The exploitation of low-wage immigrant laborers in the U.S.—from Chinese workers on the transcontinental railroad to Eastern Europeans in Chicago’s packinghouses to farm workers in California’s Central Valley—is nothing new. Nor is the nativist response to “too many” immigrants—particularly to those not of northwestern European descent—as embodied in the Chinese Exclusion Act (1882), the National Origins Act (1924) and other restrictionist policies, including the ones currently under consideration by Congress and in statehouses across the nation.
What is different today is the extent to which our industrial, service, construction, agricultural and food-processing sectors rely on a largely undocumented immigrant workforce. This workforce is now employed far beyond the nation’s urban and metropolitan centers and also away from the major agricultural fields. Traditional gateway cities—New York, Los Angeles, Chicago—have given way to “new gateway” communities in second- and third-tier population centers, suburban rings and rural towns like Milan.
In this emerging landscape, churches face daunting challenges. Few small communities or small churches have the capability of addressing burgeoning immigration or the capacity to absorb or redirect the social and economic costs that employers lay at the public door. When immigrants need help in securing a living wage or in fighting prohibitions that exclude them from government services, solo attempts by churches or even denominations are not as effective as organized interchurch and interfaith partnerships.
In his classic 1942 sociological study Millhands and Preachers, Liston Pope chronicled the travails of a southern community where churches and pastors were part of the mill owners’ matrix of power and worker exploitation.

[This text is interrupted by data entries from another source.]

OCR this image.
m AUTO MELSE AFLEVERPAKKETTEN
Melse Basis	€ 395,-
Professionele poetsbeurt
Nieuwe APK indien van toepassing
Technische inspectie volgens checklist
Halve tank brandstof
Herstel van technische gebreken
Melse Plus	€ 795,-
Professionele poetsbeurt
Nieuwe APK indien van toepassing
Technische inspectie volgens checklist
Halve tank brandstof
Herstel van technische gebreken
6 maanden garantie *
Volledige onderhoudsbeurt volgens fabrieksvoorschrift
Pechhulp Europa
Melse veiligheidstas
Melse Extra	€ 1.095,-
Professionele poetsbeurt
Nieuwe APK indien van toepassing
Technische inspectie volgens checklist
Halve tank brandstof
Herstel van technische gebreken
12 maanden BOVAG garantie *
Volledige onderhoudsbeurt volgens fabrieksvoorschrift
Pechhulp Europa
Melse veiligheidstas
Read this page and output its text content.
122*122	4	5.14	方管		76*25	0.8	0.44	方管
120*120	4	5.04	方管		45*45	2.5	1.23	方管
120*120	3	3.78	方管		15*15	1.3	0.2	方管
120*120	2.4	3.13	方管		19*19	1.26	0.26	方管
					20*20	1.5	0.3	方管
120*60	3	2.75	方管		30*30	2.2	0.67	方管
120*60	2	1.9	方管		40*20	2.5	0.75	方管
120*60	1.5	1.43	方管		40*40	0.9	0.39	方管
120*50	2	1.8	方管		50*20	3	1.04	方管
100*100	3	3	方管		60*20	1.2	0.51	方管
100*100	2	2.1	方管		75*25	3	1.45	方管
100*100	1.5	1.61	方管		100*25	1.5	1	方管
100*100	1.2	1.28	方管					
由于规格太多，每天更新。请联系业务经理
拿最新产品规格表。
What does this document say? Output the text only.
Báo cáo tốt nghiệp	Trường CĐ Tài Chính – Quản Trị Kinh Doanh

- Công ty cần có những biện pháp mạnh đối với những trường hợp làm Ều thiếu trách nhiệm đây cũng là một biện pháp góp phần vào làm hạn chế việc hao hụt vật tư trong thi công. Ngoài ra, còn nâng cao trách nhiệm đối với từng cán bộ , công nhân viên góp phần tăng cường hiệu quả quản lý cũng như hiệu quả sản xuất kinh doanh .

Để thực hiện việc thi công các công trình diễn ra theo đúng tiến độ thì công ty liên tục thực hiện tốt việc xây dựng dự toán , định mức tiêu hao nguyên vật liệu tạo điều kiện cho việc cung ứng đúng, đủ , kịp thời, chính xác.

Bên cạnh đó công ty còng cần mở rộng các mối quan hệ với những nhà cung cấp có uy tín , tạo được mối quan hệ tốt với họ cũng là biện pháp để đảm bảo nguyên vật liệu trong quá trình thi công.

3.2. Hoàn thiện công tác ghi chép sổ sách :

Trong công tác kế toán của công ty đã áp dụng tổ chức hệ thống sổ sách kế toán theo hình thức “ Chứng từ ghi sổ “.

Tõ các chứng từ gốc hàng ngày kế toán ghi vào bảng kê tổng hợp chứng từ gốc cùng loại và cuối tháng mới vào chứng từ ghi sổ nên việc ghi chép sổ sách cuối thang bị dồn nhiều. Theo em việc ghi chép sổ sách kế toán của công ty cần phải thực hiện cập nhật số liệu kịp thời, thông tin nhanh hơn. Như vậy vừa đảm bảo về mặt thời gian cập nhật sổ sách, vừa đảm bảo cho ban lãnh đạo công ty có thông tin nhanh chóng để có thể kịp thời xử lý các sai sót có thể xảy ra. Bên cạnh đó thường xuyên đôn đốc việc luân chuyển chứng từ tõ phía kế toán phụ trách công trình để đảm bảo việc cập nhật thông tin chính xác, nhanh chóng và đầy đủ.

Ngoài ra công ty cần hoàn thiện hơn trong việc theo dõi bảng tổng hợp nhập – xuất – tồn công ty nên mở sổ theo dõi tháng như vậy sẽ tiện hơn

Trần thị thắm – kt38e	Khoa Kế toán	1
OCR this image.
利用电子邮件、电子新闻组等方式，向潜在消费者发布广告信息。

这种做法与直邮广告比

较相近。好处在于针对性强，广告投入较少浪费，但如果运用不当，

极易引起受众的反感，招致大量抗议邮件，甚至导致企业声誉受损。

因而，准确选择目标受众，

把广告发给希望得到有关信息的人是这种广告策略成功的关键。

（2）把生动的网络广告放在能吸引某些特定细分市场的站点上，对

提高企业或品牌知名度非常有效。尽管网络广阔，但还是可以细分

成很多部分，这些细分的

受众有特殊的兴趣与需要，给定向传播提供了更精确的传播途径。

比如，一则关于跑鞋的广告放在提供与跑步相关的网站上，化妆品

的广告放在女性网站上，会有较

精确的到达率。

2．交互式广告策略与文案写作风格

This dynamic still holds. Congregations tend to support the company that brings jobs to town, or to be passive despite the visible needs of newcomers. Christians will have to step out of the shadows and engage in mission with immigrants, and address the tough social, economic and racial-justice issues that come with a new demography. The recent proposal by Catholic bishops to defy unjust anti-immigrant laws is a starting point.